Abstract
The utilization and identification of biomarkers in rheumatoid arthritis (RA) to facilitate timely diagnosis and the optimal management of the disease is an area of active investigation. This review focuses on biomarkers available for routine clinical use, details potential investigational biomarkers, and raises outstanding clinical questions.
Keywords: rheumatoid arthritis, biomarker, acpa, ccp, rf, esr, crp
Introduction and background
Rheumatoid arthritis (RA) is a chronic and common systemic inflammatory disease that results in joint deformity and functional disability when not properly managed. The early diagnosis and treatment of RA are imperative for optimal disease control, greater chances of remission, and prevention of permanent clinical and radiographic damage. RA remains a clinical diagnosis although the use and discovery of biomarkers to assist with these goals remain a focus of ongoing research. The 2010 RA Classification Criteria developed by the American College of Rheumatology and European League Against Rheumatism (ACR/EULAR) define a scoring system that includes elements of history, physical exam, and biomarkers that identify patients with RA for the purpose of clinical trial standardization. The criteria have a sensitivity of 84% and specificity of 60% for classification as RA [1-2]. In clinical practice, rheumatologists frequently use these criteria to defend the diagnosis of RA. This review focuses on the four biomarkers included in these criteria that are available for routine clinical use: rheumatoid factor, autoantibodies against citrullinated proteins, erythrocyte sedimentation rate, and C-reactive protein; the multi-biomarker disease activity test is also discussed. A short discussion of investigational biomarkers and outstanding clinical questions follows.
Review
The current state of the utilization of biomarkers in the diagnosis, prognosis, and management of RA
Rheumatoid Factor (RF)
RFs are autoantibodies directed against the Fc portion of immunoglobulin (Ig) G. In clinical practice, IgM RF is most commonly measured although IgA and IgG RF also exist. RF are found in up to 80% of RA patients but can occur in a myriad of other inflammatory conditions that trigger chronic antigenic stimulation, limiting its specificity. These include but are not limited to other rheumatologic conditions (eg. systemic lupus erythematosus, Sjogren’s syndrome), infectious diseases (eg. hepatitis C virus, subacute bacterial endocarditis, Epstein-Barr virus), malignancy (eg. B-cell neoplasms), and healthy individuals [3]. Smoking has also been associated with an increased prevalence of RF [4]. Approximately 30% to 45% of patients with early RA do not have RF, though some may develop RF later in the course of disease [5].

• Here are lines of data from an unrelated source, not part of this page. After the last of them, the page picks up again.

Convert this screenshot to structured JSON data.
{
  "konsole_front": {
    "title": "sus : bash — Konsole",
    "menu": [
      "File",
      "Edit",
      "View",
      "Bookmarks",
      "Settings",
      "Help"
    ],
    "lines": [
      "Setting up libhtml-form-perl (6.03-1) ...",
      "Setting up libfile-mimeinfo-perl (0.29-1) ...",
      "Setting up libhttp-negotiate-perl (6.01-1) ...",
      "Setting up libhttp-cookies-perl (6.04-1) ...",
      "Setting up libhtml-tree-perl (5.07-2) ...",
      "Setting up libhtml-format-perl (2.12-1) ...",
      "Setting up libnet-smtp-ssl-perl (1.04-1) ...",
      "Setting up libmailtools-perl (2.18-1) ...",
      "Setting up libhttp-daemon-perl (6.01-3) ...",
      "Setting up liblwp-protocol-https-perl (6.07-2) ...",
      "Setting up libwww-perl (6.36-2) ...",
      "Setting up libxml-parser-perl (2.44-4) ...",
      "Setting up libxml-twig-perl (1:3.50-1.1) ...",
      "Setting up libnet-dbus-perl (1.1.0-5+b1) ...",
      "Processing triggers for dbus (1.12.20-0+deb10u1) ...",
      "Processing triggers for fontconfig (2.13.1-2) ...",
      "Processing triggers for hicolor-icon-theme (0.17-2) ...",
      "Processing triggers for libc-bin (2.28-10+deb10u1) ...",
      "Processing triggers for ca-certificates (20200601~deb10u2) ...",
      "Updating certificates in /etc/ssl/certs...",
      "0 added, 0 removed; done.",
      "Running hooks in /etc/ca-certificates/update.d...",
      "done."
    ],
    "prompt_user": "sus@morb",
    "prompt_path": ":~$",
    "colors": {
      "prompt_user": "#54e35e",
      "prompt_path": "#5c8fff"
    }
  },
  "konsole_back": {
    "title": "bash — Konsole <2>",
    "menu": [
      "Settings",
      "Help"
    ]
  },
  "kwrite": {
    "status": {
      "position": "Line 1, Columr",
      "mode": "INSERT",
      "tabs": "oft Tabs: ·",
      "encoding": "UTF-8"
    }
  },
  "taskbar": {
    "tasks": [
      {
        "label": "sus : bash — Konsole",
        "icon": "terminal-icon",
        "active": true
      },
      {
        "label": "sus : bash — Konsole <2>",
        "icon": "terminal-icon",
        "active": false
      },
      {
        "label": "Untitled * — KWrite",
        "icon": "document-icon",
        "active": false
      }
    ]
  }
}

As with any diagnostic test, the positive predictive value of RF increases when utilized in patients with a high pre-test probability of disease (eg. those with inflammatory arthritis). Testing patients with nonspecific arthralgia, myalgia, or osteoarthritis is not recommended [6]. RF positivity increases the risk of developing RA, with higher titers conferring higher risk [7-8]. RF titers may fall with effective RA therapy but a fluctuation in RF titer does not correlate reliably with disease activity [9]. Serial monitoring of RF levels is not recommended [10-11]. In regards to the selection of RA therapy, RF positivity may increase the chance of response to B-cell depleting monoclonal antibodies (eg. rituximab) [12].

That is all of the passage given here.